禁欲で正常値に近づく事は、常識的には無理です。乏精子症で精子を増やすよい方法はありません(例外として精索静脈瘤があるときのみ、よくなる可能性があります)。
 治療法が顕微授精です。当院では多くの人が顕微授精ですし、中部地方のほとんどの県から患者さんはみえています。1回の採卵で平均35~40%が妊娠しますが、初回の人は半分以上1回で妊娠します。

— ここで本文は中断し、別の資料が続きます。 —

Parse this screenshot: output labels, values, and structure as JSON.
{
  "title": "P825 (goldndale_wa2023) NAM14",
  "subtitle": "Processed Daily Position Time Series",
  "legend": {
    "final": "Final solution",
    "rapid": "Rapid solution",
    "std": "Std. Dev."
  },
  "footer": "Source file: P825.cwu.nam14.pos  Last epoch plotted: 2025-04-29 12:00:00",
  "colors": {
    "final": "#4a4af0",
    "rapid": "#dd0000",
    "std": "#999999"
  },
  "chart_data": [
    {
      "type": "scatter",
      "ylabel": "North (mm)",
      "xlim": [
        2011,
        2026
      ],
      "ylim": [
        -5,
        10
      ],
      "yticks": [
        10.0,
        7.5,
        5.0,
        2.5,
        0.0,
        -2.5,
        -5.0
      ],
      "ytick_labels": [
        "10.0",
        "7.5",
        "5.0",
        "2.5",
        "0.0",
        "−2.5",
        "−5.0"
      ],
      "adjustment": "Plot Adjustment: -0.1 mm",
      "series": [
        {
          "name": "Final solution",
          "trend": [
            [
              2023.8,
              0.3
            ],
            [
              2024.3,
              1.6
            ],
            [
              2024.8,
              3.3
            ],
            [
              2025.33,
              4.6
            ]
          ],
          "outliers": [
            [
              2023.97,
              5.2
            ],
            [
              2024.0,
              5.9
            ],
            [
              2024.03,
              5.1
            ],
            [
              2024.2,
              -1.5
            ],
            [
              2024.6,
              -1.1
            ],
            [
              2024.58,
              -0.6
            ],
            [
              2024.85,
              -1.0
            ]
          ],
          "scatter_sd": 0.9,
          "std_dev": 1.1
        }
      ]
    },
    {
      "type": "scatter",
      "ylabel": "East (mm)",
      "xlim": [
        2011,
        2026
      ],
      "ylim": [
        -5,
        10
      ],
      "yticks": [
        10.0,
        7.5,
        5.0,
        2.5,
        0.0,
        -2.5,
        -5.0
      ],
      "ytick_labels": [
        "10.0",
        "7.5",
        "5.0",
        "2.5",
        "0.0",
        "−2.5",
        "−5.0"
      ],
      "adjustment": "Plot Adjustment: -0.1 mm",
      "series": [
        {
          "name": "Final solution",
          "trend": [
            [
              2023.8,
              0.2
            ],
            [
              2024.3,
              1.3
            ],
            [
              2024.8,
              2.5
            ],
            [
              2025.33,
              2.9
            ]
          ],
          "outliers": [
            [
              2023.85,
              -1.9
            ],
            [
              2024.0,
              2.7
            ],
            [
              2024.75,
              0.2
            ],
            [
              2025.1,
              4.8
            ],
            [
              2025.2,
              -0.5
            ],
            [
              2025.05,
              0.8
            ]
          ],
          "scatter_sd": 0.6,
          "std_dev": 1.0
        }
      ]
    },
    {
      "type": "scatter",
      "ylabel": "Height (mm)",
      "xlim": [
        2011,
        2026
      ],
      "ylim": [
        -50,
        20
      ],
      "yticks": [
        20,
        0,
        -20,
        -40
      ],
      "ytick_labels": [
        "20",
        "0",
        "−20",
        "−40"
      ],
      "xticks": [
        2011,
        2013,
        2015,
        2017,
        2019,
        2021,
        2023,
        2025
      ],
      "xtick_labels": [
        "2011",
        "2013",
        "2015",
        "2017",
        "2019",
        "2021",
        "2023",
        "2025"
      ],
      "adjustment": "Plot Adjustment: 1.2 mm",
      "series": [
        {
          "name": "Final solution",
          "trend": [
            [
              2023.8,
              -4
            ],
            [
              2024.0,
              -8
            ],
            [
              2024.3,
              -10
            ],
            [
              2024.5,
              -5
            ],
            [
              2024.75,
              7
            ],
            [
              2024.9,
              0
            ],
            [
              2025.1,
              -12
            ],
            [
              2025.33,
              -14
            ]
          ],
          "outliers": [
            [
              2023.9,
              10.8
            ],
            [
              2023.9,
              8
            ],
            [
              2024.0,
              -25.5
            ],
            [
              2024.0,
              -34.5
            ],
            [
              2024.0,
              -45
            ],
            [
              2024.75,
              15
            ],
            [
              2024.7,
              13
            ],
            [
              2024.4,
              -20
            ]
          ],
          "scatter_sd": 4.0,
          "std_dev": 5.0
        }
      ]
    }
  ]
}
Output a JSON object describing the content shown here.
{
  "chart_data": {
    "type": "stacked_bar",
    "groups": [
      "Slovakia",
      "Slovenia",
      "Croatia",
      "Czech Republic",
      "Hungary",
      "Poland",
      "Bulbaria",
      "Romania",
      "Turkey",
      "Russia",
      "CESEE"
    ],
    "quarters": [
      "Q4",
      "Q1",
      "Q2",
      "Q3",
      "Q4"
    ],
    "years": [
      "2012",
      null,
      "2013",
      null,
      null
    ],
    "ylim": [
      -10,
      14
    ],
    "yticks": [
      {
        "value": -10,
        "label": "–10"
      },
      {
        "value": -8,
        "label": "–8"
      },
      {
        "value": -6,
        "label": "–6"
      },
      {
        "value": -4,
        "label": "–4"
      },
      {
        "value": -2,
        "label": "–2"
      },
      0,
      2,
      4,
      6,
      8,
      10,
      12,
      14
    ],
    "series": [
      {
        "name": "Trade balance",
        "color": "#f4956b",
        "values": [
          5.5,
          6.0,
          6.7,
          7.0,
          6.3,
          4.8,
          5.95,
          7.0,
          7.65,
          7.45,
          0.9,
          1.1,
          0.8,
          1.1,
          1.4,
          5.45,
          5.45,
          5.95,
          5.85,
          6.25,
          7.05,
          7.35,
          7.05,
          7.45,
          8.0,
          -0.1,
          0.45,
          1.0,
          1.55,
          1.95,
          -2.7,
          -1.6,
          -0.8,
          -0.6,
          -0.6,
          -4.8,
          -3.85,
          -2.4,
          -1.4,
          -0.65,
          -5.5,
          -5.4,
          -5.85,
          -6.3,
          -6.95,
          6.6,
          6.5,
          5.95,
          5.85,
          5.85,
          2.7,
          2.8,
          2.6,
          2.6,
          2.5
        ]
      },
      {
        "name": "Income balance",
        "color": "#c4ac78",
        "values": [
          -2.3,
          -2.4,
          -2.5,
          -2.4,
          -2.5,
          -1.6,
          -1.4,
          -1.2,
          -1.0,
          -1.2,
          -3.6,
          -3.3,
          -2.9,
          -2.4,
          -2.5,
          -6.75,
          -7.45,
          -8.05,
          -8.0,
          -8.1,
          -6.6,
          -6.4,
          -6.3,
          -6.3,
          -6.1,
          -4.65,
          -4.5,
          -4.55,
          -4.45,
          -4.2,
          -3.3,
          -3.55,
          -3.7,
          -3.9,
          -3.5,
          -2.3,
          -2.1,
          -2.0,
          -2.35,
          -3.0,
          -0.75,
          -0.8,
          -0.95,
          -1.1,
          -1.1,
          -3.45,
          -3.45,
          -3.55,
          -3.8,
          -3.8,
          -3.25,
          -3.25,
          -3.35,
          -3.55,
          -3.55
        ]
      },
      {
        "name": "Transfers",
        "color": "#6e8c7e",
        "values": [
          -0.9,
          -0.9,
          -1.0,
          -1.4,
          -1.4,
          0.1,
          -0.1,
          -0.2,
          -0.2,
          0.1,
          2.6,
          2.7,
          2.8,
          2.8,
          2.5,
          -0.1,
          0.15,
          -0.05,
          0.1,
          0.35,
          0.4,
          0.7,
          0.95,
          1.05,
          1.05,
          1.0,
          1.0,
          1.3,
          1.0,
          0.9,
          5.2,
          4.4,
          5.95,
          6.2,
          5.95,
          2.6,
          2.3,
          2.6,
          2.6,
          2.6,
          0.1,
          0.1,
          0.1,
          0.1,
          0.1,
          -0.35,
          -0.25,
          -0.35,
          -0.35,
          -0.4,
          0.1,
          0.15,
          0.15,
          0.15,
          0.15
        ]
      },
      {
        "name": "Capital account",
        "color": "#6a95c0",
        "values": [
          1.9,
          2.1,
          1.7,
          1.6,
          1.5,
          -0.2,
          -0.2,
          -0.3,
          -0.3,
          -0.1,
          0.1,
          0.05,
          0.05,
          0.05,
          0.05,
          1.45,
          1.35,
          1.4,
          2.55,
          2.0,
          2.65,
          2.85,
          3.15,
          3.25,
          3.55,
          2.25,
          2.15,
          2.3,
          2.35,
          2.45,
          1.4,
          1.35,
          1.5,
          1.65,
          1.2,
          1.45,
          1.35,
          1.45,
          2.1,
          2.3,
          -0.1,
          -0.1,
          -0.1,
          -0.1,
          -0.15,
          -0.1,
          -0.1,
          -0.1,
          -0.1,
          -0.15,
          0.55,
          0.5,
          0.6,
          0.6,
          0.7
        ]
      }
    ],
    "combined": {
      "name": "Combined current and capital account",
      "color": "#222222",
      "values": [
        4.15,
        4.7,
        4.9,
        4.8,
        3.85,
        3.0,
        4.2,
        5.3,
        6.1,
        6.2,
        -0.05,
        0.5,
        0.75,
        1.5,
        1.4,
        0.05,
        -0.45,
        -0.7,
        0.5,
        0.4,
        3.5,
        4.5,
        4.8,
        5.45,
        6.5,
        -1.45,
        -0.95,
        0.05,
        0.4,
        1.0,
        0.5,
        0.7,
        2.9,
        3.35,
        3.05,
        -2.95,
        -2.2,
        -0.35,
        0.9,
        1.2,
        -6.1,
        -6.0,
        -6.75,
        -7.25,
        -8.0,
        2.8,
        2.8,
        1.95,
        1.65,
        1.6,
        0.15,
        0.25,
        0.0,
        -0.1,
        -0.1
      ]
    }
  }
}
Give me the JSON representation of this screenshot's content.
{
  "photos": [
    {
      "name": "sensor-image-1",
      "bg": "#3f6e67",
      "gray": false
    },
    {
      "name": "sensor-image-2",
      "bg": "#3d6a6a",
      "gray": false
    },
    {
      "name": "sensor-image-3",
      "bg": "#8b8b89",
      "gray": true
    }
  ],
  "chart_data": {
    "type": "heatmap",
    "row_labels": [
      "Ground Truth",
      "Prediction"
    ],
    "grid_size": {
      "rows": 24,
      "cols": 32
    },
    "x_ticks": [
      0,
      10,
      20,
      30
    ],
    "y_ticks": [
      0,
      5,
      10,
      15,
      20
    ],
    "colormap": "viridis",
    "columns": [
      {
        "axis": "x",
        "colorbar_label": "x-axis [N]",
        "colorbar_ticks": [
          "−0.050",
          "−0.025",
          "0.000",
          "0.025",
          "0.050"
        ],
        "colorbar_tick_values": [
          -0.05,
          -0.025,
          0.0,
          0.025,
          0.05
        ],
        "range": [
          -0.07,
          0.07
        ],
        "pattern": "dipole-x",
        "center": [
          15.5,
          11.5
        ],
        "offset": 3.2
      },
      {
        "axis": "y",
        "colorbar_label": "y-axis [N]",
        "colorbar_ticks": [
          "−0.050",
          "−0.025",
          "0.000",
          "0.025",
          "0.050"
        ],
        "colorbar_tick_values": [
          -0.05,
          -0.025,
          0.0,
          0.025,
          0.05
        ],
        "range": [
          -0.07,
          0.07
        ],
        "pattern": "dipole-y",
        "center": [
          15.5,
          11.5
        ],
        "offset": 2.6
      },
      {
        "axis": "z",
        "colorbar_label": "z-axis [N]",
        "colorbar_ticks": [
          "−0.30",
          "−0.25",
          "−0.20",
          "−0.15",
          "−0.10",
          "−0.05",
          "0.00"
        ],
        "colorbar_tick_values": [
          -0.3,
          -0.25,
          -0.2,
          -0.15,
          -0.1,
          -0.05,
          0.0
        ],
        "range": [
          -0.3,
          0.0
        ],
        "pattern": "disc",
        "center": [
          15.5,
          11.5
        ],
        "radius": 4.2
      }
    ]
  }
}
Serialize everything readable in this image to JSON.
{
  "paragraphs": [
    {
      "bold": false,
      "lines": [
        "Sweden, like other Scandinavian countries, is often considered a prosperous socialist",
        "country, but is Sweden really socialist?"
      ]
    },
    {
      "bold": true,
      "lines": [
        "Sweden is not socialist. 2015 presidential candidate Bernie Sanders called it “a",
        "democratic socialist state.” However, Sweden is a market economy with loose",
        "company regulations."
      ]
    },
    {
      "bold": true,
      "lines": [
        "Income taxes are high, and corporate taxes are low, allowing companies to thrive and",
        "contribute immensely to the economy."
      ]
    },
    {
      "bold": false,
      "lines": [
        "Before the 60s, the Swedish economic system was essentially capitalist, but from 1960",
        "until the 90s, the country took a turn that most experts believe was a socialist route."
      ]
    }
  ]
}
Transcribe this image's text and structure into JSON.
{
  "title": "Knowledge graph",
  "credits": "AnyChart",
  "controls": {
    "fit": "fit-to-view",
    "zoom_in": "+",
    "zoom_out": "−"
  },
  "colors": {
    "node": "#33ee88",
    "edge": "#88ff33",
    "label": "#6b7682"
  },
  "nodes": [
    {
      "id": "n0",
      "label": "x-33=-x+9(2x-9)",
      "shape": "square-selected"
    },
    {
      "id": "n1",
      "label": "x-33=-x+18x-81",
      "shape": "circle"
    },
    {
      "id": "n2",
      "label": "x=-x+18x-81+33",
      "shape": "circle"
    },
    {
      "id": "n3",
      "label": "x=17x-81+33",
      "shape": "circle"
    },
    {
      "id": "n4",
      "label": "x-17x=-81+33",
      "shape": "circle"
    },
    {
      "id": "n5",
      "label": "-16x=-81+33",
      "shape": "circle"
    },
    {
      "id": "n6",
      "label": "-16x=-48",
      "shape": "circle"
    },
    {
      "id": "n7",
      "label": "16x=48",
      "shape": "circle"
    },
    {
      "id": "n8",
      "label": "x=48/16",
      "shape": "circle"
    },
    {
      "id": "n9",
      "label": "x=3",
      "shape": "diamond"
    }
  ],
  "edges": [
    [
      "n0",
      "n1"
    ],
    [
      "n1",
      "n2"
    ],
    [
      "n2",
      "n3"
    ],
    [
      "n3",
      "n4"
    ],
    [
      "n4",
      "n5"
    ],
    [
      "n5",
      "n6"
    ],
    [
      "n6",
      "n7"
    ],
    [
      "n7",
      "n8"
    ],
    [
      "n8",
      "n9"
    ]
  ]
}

 運動精子が140万というのは、やはり顕微授精になると思います。もともと100万以下を最初の適応としていますが、運効率が9・8%と非常に悪いので顕微の方がよいでしょう。ただ検査まで時間をかけ過ぎで、運動率が悪いかもしれません。
 乏精子症に対する薬物療法で非常に効果のあるものはありません。唯一、精索静脈瘤があって手術したあと著しくよくなる人はいます。一度、泌尿器科で精索静脈瘤をチェックされた方がよいかと思います。精子所見は、数倍かわることはありますが、数回やって同じような結果なら少なくとも自然妊娠は常識的に考えてありません。

 精子が少ない場合は、その少ない精子を効率よく利用するために、人工授精、体外受精、顕微授精等をします。現在、精子を簡単に増やす医学的に証明された薬はほとんどありません。